Les documents judiciaires du procès d'Hernández ont révélé le complot de complot le plus important de l'histoire du Honduras depuis l'affaire du trafiquant de drogue hondurien. Ramon Mata Ballesteros à la fin des années 1980. Le procès de l'ancien président hondurien devant le tribunal de New York révélé comment son ascension politique, depuis sa première candidature en tant que membre du Congrès jusqu'à la présidence du pouvoir exécutif, a été marquée par la corruption, le trafic d'influence et les campagnes politiques financées par la drogue. Une fois au pouvoir, JOH – comme on appelle familièrement l’ancien président – ​​a tenté d’établir l’image d’un gouvernement qui promouvait la sécurité et luttait contre le trafic de drogue : pendant sa présidence, la nation reçu plus de 50 millions de dollars des États-Unis pour lutter contre le trafic de drogue, ainsi que des dizaines de millions d'aide supplémentaire en matière de sécurité. Cependant, JOH a utilisé sa position pour placer des fonctionnaires privilégiés à des postes clés : comme des pièces sur un échiquier, il a stratégiquement déployé ses alliés du trafic de drogue dans les institutions publiques comme la police nationale, les forces armées, le congrès national, entre autres, afin de remplir leurs fonctions. ses engagements et ses objectifs.

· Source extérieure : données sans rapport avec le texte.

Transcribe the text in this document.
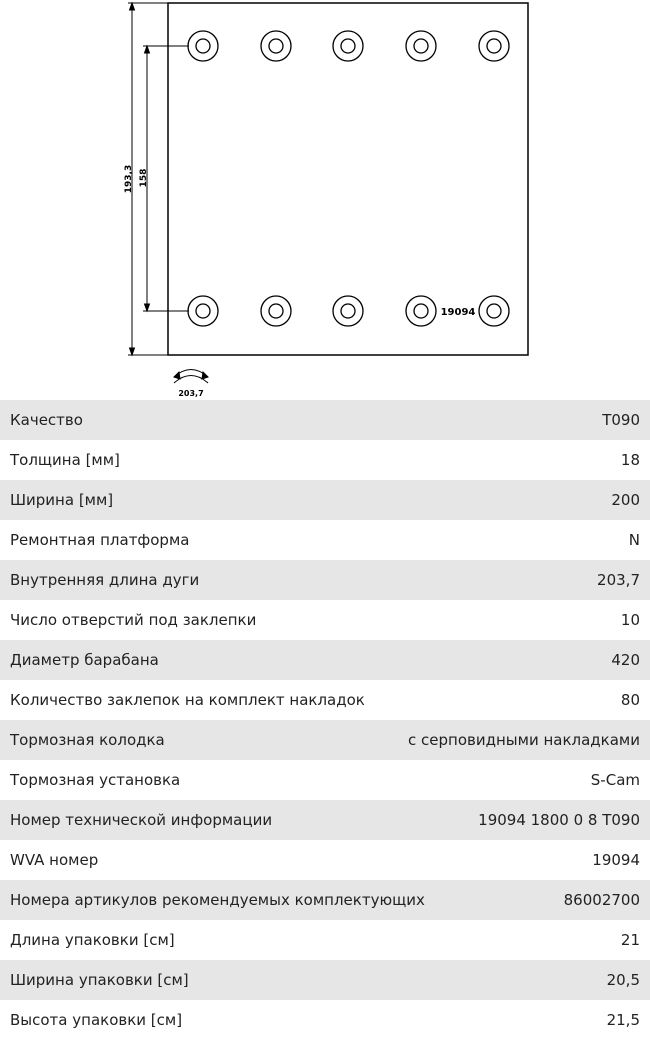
193,3 158
19094
203,7
Качество	T090
Толщина [мм]	18
Ширина [мм]	200
Ремонтная платформа	N
Внутренняя длина дуги	203,7
Число отверстий под заклепки	10
Диаметр барабана	420
Количество заклепок на комплект накладок	80
Тормозная колодка	с серповидными накладками
Тормозная установка	S-Cam
Номер технической информации	19094 1800 0 8 T090
WVA номер	19094
Номера артикулов рекомендуемых комплектующих	86002700
Длина упаковки [см]	21
Ширина упаковки [см]	20,5
Высота упаковки [см]	21,5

Les plans de JOH, loin de promouvoir le bien-être collectif du peuple hondurien, étaient orientés vers la protection des trafiquants de drogue et la sauvegarde de leurs opérations ; c'était le prix à payer pour le financement de ses campagnes électorales, ainsi que de celles d'autres candidats alliés.

 

Un autre regard sur la politique en matière de drogue

Le récent plaidoyer de culpabilité de l'ancien président hondurien apporte un léger sentiment de justice à la société hondurienne ; mais en même temps, il y a une demande pour un changement plus sérieux, avec des gens assoiffés de justice pour ceux qui restent impunis. Il est essentiel que, quelle que soit la justice qui soit rendue, elle soit conforme au code pénal en vigueur, même si elle a été élaborée sous l'administration de JOH, qui assoupli les sanctions pour des délits liés au trafic de drogue. Il faut également reconnaître que la loi actuelle sur les drogues est obsolète ; il est sain de l'actualiser en y intégrant des perspectives plus humaines qui reconnaissent les consommateurs de drogues comme des sujets de droits, y compris des perspectives qui promeuvent des alternatives pour les consommateurs de drogues qui leur permettent de protéger leur santé et de ne pas continuer à être considérés comme des criminels qui doivent être persécutés et puni.

En mars dernier, la Commission des stupéfiants des Nations Unies a adopté pour la première fois, une résolution citant le terme « réduction des risques » dans une initiative menée par les États-Unis et de nombreux autres pays d’Amérique latine. Cela ouvre la porte aux États pour explorer des réponses alternatives pour les personnes qui consomment des drogues, et pour que ces réponses soient fondées sur la recherche et les preuves. Tout en « combattant » dans une guerre sans fin pour contrôler l’approvisionnement en drogues, les personnes qui consomment des substances illégales ont toujours été vulnérables à une approche prohibitionniste qui persécute, punit, stigmatise et offre peu d’alternatives en matière de soins. Et tandis que ceux qui se trouvent au sommet du trafic de drogue s’en sortent avec peu de sanctions, ceux qui se trouvent au bas de l’échelle, qu’ils consomment ou vendent, supportent souvent les coûts les plus violents de ce conflit sans fin.

Différents pays d’Amérique latine ont adopté d’autres dynamiques en matière de consommation et d’abus de drogues sous le concept de réduction des risques et des méfaits, qui fait référence aux politiques, programmes et pratiques visant à minimiser les impacts négatifs de la consommation de drogues.

Entre le paradigme d'une « société sans drogue » et la réalité du trafic de drogue, le nouveau gouvernement du président Xiomara Castro doit viser une politique en matière de drogue fondée sur les principes de justice et de droits de l'homme, punissant les trafiquants de drogue et promouvant non seulement la prévention, mais aussi la lutte contre la drogue. aussi la prise en charge des personnes qui consomment des drogues.